The Colour Blue


Is it everywhere or nowhere?

A YouGov poll in 2015 claimed that blue was the world's favourite colour, and we see it everywhere in the world's favourite place…social media. Not to mention messaging apps, email - it's truly the colour of digital connection.

It's even described by musician Regina Spektor as 'the most human colour'

The lyrics go “blue lips, blue veins; blue, the colour of our planet from far far away."

So I wanted to take a tour around our relationship to blue - not only the intrinsic qualities of blue but things that happen to be blue, that we happen to call blue.

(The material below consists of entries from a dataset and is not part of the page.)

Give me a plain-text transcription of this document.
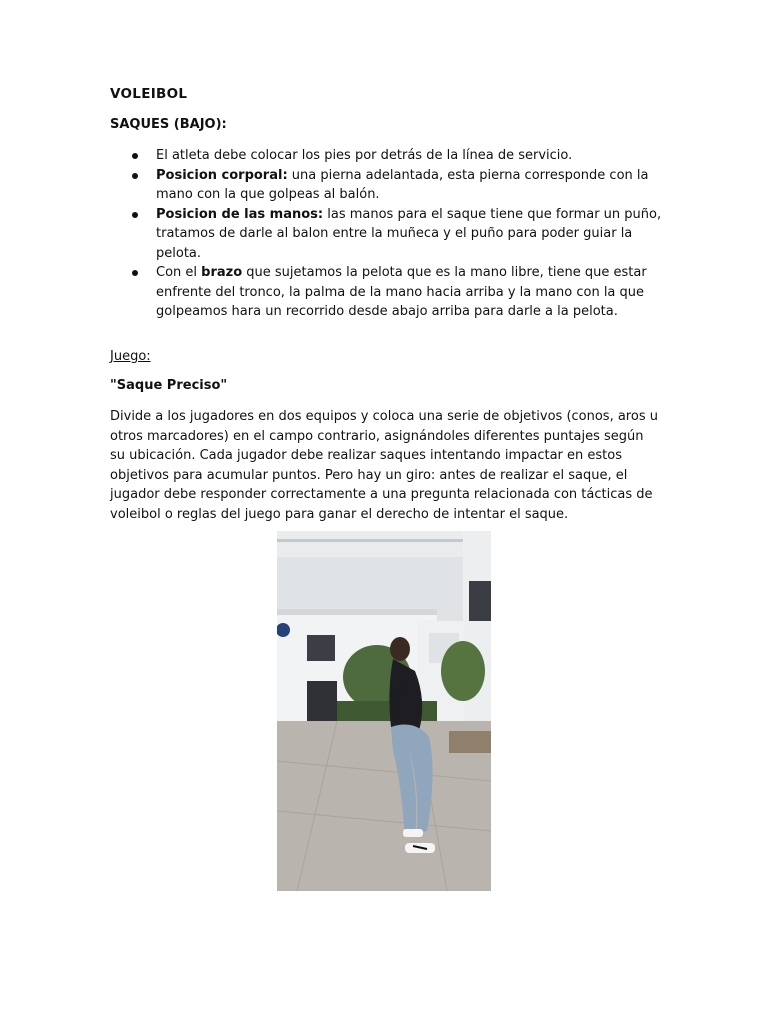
VOLEIBOL
SAQUES (BAJO):
El atleta debe colocar los pies por detrás de la línea de servicio.
Posicion corporal: una pierna adelantada, esta pierna corresponde con la mano con la que golpeas al balón.
Posicion de las manos: las manos para el saque tiene que formar un puño, tratamos de darle al balon entre la muñeca y el puño para poder guiar la pelota.
Con el brazo que sujetamos la pelota que es la mano libre, tiene que estar enfrente del tronco, la palma de la mano hacia arriba y la mano con la que golpeamos hara un recorrido desde abajo arriba para darle a la pelota.
Juego:
"Saque Preciso"
Divide a los jugadores en dos equipos y coloca una serie de objetivos (conos, aros u otros marcadores) en el campo contrario, asignándoles diferentes puntajes según su ubicación. Cada jugador debe realizar saques intentando impactar en estos objetivos para acumular puntos. Pero hay un giro: antes de realizar el saque, el jugador debe responder correctamente a una pregunta relacionada con tácticas de voleibol o reglas del juego para ganar el derecho de intentar el saque.
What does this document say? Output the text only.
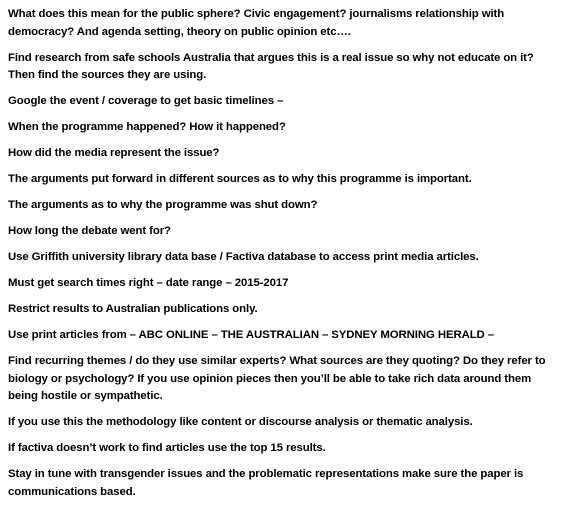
What does this mean for the public sphere? Civic engagement? journalisms relationship with democracy? And agenda setting, theory on public opinion etc….

Find research from safe schools Australia that argues this is a real issue so why not educate on it? Then find the sources they are using.

Google the event / coverage to get basic timelines –

When the programme happened? How it happened?

How did the media represent the issue?

The arguments put forward in different sources as to why this programme is important.

The arguments as to why the programme was shut down?

How long the debate went for?

Use Griffith university library data base / Factiva database to access print media articles.

Must get search times right – date range – 2015-2017

Restrict results to Australian publications only.

Use print articles from – ABC ONLINE – THE AUSTRALIAN – SYDNEY MORNING HERALD –

Find recurring themes / do they use similar experts? What sources are they quoting? Do they refer to biology or psychology? If you use opinion pieces then you’ll be able to take rich data around them being hostile or sympathetic.

If you use this the methodology like content or discourse analysis or thematic analysis.

If factiva doesn’t work to find articles use the top 15 results.

Stay in tune with transgender issues and the problematic representations make sure the paper is communications based.
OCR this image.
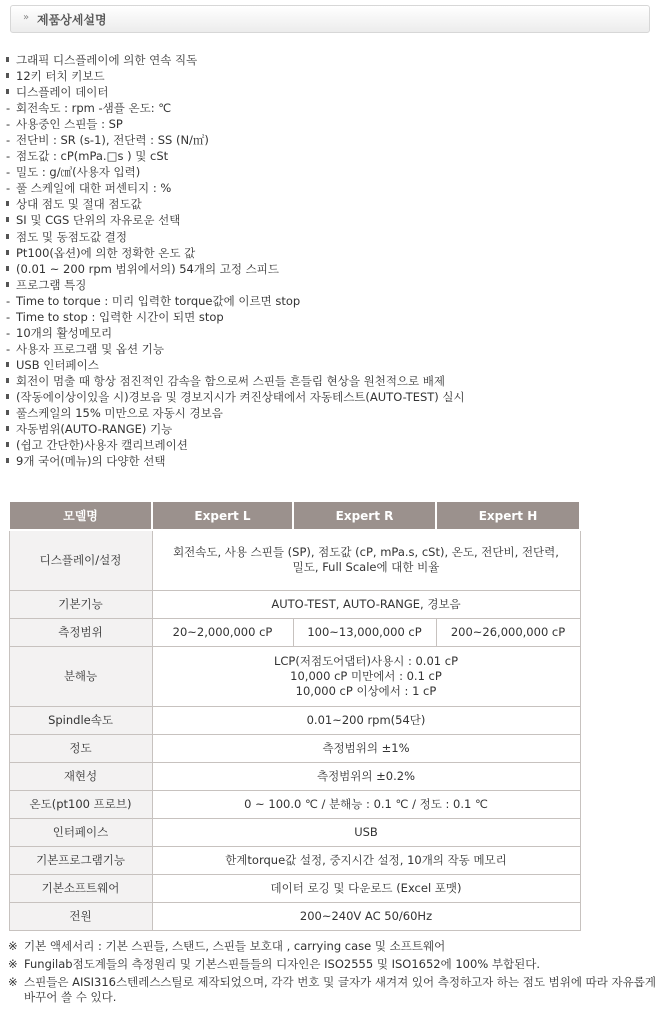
» 제품상세설명
그래픽 디스플레이에 의한 연속 직독
12키 터치 키보드
디스플레이 데이터
- 회전속도 : rpm -샘플 온도: ℃
- 사용중인 스핀들 : SP
- 전단비 : SR (s-1), 전단력 : SS (N/㎡)
- 점도값 : cP(mPa.□s ) 및 cSt
- 밀도 : g/㎤(사용자 입력)
- 풀 스케일에 대한 퍼센티지 : %
상대 점도 및 절대 점도값
SI 및 CGS 단위의 자유로운 선택
점도 및 동점도값 결정
Pt100(옵션)에 의한 정확한 온도 값
(0.01 ~ 200 rpm 범위에서의) 54개의 고정 스피드
프로그램 특징
- Time to torque : 미리 입력한 torque값에 이르면 stop
- Time to stop : 입력한 시간이 되면 stop
- 10개의 활성메모리
- 사용자 프로그램 및 옵션 기능
USB 인터페이스
회전이 멈출 때 항상 점진적인 감속을 함으로써 스핀들 흔들림 현상을 원천적으로 배제
(작동에이상이있을 시)경보음 및 경보지시가 켜진상태에서 자동테스트(AUTO-TEST) 실시
풀스케일의 15% 미만으로 자동시 경보음
자동범위(AUTO-RANGE) 기능
(쉽고 간단한)사용자 캘리브레이션
9개 국어(메뉴)의 다양한 선택
모델명	Expert L	Expert R	Expert H
디스플레이/설정	회전속도, 사용 스핀들 (SP), 점도값 (cP, mPa.s, cSt), 온도, 전단비, 전단력,
밀도, Full Scale에 대한 비율		

기본기능	AUTO-TEST, AUTO-RANGE, 경보음		

측정범위	20~2,000,000 cP	100~13,000,000 cP	200~26,000,000 cP
분해능	LCP(저점도어댑터)사용시 : 0.01 cP
10,000 cP 미만에서 : 0.1 cP
10,000 cP 이상에서 : 1 cP		

Spindle속도	0.01~200 rpm(54단)		

정도	측정범위의 ±1%		

재현성	측정범위의 ±0.2%		

온도(pt100 프로브)	0 ~ 100.0 ℃ / 분해능 : 0.1 ℃ / 정도 : 0.1 ℃		

인터페이스	USB		

기본프로그램기능	한계torque값 설정, 중지시간 설정, 10개의 작동 메모리		

기본소프트웨어	데이터 로깅 및 다운로드 (Excel 포맷)		

전원	200~240V AC 50/60Hz		
※ 기본 액세서리 : 기본 스핀들, 스탠드, 스핀들 보호대 , carrying case 및 소프트웨어
※ Fungilab점도계들의 측정원리 및 기본스핀들들의 디자인은 ISO2555 및 ISO1652에 100% 부합된다.
※ 스핀들은 AISI316스텐레스스틸로 제작되었으며, 각각 번호 및 글자가 새겨져 있어 측정하고자 하는 점도 범위에 따라 자유롭게 바꾸어 쓸 수 있다.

There are hardly any blue flowers or fruits, and of the earth's 64,000 vertebrates only two have blue pigment. And where blue is present, it too is constantly in the process of vanishing. These blue morpho butterflies aren't really blue, it's just light refraction! And the sky isn't really blue, nor is the sea - that's just how we perceive their colour.

Many ancient civilisations had no word for blue, like how Homer's Odyssey famously described a "wine-dark sea". We might associate blue with clarity, like clear blue skies - but clearly clear blue is a lie, a conspiracy peddled by butterflies - there's nothing clear about blue at all.

In the comedy special Nanette, Hannah Gadsby draws attention to the many conflicting faces of blue: she said

"… it really is full of contradiction.
Blue is a cold colour, it's on the cold end of the spectrum.
But the hottest part of the flame… blue.
If you're feeling blue, you're sad.
But optimism: blue skies ahead.
A blueprint is a plan but if something happens that's not on the plan, where does that come from? Out of the blue."

So if there's any defining quality of blue, it's confusion.

It's then in this lack of meaning, this infinite possibility, that blue can also begin to represent the creation of meaning.

But I don't think revealing that these connections are more forged than innate invalidates them. Paul Cézanne said that "blue gives other colours their vibration." and Bernard, a fellow artist added that: "in nature, it is always found over and around objects and they merge into it the more they draw away…"

Blue connects us over skies, seas… Twitter - or as Derek Jarman put it: "Blue transcends the solemn geography of human limits." And this is maybe what makes it the most human colour. It represents not only our physical bodies but also our desire to push beyond these limits, to even see our planet from far far away. Blue is our search for meaning, our lack of meaning, and the meaning we create. And while it doesn't organically appear in nature, it does appear in us, in how we perceive the world - the sky, the sea, what leads us to call the place we inhabit the 'blue' planet.